Salah satu potensi zakat yang besar dalam perekonomian modern adalah zakat perusahaan. Para ulama Indonesia dalam menyikapi zakat perusahaan belum mencapai kesatuan pemikiran (unity of tought ). Mereka yang mempersempit lapangan sumber-sumber zakat, menyatakan tidak ada zakat pada perusahaan, dengan alasan karena tidak ada ketegasan dari Rasulullah. Menurut mereka, harta benda yang menjadi sumber zakat itu harus ada ketegasan dari Rasulullah SAW.
Sementara mereka yang memperluas lapangan sumber zakat, memakai alasan keumuman nash tentang zakat. Dalam hal ini, kembali kepada prinsip sumber zakat ialah prinsip an-nama' atau al istinma (prinsip produktif) dan di luar kebutuhan pokok berdasarkan dalil-dalil umum zakat dalam Alquran dan sunah.

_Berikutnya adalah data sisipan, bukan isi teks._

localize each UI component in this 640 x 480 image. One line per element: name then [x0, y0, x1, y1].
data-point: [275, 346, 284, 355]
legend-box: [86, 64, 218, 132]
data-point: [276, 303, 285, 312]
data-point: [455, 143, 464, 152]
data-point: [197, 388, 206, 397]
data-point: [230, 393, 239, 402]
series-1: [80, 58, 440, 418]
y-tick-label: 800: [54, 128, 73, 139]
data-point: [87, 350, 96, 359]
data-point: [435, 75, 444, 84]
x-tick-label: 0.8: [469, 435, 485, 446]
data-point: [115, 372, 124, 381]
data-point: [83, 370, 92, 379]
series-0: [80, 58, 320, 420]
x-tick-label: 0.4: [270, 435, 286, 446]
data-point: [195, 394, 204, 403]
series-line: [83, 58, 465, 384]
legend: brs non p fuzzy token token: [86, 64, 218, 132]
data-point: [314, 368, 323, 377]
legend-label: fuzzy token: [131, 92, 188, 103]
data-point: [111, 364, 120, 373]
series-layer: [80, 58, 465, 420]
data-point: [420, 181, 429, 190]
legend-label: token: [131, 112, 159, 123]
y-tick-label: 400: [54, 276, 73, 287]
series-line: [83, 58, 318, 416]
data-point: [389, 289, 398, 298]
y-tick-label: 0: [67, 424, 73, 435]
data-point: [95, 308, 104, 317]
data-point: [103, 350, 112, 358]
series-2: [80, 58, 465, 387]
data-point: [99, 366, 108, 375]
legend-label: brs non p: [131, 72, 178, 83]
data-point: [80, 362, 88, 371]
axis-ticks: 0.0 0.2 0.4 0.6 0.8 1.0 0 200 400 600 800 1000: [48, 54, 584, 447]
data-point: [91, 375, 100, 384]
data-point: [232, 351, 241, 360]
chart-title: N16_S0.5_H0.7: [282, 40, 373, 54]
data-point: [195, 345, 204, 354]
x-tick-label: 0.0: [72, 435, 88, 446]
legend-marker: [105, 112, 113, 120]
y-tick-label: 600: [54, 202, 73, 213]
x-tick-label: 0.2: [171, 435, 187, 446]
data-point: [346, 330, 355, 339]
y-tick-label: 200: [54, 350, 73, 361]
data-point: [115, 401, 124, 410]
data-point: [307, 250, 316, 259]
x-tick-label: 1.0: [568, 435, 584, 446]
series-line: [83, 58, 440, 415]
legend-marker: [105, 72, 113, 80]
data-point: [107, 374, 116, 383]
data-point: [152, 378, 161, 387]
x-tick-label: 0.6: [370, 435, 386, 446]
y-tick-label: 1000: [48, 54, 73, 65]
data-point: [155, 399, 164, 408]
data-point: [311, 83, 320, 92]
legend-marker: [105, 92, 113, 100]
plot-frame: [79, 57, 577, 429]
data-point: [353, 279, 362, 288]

Penggunaan ijtihad dalam masalah zakat memang perlu batasan agar tidak terjadi salah kaprah. Bahwa apa yang sudah jelas dalam Alquran tidak perlu difatwakan lagi. Pada hemat penulis, di sinilah para ulama dituntut untuk menguasai ilmu-ilmu alat sehingga mampu menggali hukum-hukum Alquran dan sunah, lalu mengaitkannya dengan perkembangan kehidupan umat masa kini. Betapa pentingnya zakat dan urgensinya sebagai salah satu pilar kemaslahatan umat terlihat dari banyaknya ayat dalam Alquran (sekitar 82 ayat) yang menyandingkan perintah menunaikan zakat dengan perintah mendirikan shalat.
Maka dari itu, dalam rangka mengaktualisasikan peran zakat sebagai salah satu ciri dari sistem ekonomi Islam atau tepatnya merupakan salah satu implementasi asas keadilan dalam sistem ekonomi Islam, kajian fikih tematik berkenaan dengan sumber-sumber zakat dalam perekonomian modern perlu terus ditumbuhkembangkan.
Dalam peraturan perundang-undangan zakat di Indonesia, zakat perusahaan telah diakomodasi di dalam Undang-Undang Nomor 38 Tahun 1999, yaitu pasal 11. Dinyatakan bahwa di antara objek zakat yang wajib dikeluarkan zakatnya adalah perdagangan dan perusahaan. Namun, aplikasi zakat perusahaan di lapangan masih jauh dari yang diharapkan, yaitu masih dihadapkan pada persoalan kurangnya pemahaman masyarakat khususnya para pelaku ekonomi, belum adanya fatwa dari lembaga yang resmi yaitu Majelis Ulama Indonesia (MUI) tentang hal tersebut, serta tidak signifikannya pengaruh pembayaran zakat terhadap beban pembayaran pajak. Fatwa MUI adalah sangat penting sebagai pijakan dan kepastian hukum dalam aplikasi zakat perusahaan.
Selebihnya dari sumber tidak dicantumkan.